Barbara Becker (born November 1, 1966 as Barbara Feltus) is a German-American designer, former actress and model.

Early life
Barbara Becker was born to a Black American father, Harlan Feltus, and a German mother, Ursula. Her father originally went to Europe as a lieutenant in the US medical corps, but became a successful photographer. Her mother was a teacher.

Personal life
Growing up in Germany, she studied acting and dance. Her early career included both modeling and television roles.

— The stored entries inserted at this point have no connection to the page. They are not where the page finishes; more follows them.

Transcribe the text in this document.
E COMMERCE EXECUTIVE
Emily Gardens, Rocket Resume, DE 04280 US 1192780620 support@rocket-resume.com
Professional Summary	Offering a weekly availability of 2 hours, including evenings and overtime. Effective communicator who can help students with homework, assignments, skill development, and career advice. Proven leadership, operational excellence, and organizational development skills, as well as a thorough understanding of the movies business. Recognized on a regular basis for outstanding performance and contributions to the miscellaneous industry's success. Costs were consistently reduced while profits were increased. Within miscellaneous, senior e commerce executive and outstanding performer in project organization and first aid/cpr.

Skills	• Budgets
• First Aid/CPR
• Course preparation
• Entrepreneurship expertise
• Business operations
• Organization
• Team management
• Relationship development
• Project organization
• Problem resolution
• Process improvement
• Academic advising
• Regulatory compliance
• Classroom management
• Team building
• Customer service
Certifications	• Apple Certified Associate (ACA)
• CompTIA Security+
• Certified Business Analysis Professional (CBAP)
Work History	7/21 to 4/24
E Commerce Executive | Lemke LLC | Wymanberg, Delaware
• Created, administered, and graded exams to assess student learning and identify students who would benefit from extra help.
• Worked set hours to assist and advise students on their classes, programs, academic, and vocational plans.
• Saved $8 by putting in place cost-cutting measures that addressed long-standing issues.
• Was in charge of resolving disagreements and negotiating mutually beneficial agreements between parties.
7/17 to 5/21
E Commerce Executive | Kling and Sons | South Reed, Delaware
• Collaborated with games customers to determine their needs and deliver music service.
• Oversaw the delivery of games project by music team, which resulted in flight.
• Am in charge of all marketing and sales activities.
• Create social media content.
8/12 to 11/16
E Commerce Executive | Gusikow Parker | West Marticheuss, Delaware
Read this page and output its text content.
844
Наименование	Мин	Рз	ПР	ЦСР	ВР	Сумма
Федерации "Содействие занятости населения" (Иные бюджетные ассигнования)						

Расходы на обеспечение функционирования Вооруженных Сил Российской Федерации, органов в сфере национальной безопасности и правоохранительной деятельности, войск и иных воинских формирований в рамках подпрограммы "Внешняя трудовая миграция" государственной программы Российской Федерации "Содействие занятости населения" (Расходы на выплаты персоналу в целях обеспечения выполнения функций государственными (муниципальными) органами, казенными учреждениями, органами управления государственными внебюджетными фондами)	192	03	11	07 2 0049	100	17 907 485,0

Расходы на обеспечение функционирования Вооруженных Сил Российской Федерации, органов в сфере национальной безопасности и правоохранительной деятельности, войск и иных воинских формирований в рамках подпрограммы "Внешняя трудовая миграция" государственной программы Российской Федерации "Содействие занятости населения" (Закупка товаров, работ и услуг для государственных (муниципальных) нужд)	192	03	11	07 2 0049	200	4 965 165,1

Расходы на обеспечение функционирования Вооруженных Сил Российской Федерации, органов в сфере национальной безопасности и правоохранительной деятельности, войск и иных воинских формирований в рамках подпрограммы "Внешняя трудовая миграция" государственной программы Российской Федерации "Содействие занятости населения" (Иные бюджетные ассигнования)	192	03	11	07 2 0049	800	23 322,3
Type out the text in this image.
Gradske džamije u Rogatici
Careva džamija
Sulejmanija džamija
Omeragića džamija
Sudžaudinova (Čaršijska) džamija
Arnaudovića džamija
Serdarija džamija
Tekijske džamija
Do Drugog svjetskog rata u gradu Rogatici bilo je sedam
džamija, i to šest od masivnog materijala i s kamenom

In the autumn of 1991, Feltus met international tennis star Boris Becker. They married in 1993. They have two sons, Noah and Elias. In 2001, their marriage ended in divorce.

Starting in 2006, Becker was the UNICEF ambassador for a program to prevent tetanus in developing countries. Between 2006 and 2009 more than 300 million doses of the vaccine were donated.

Becker and artist Arne Quinze announced their engagement on 6 January 2009. They married on 9 September 2009 at their home in Miami, Florida, and celebrated the wedding on 13 September 2009 in Berlin. Both events were photographed by Miami interior designer Sam Robin. Becker and Quinze divorced in 2011.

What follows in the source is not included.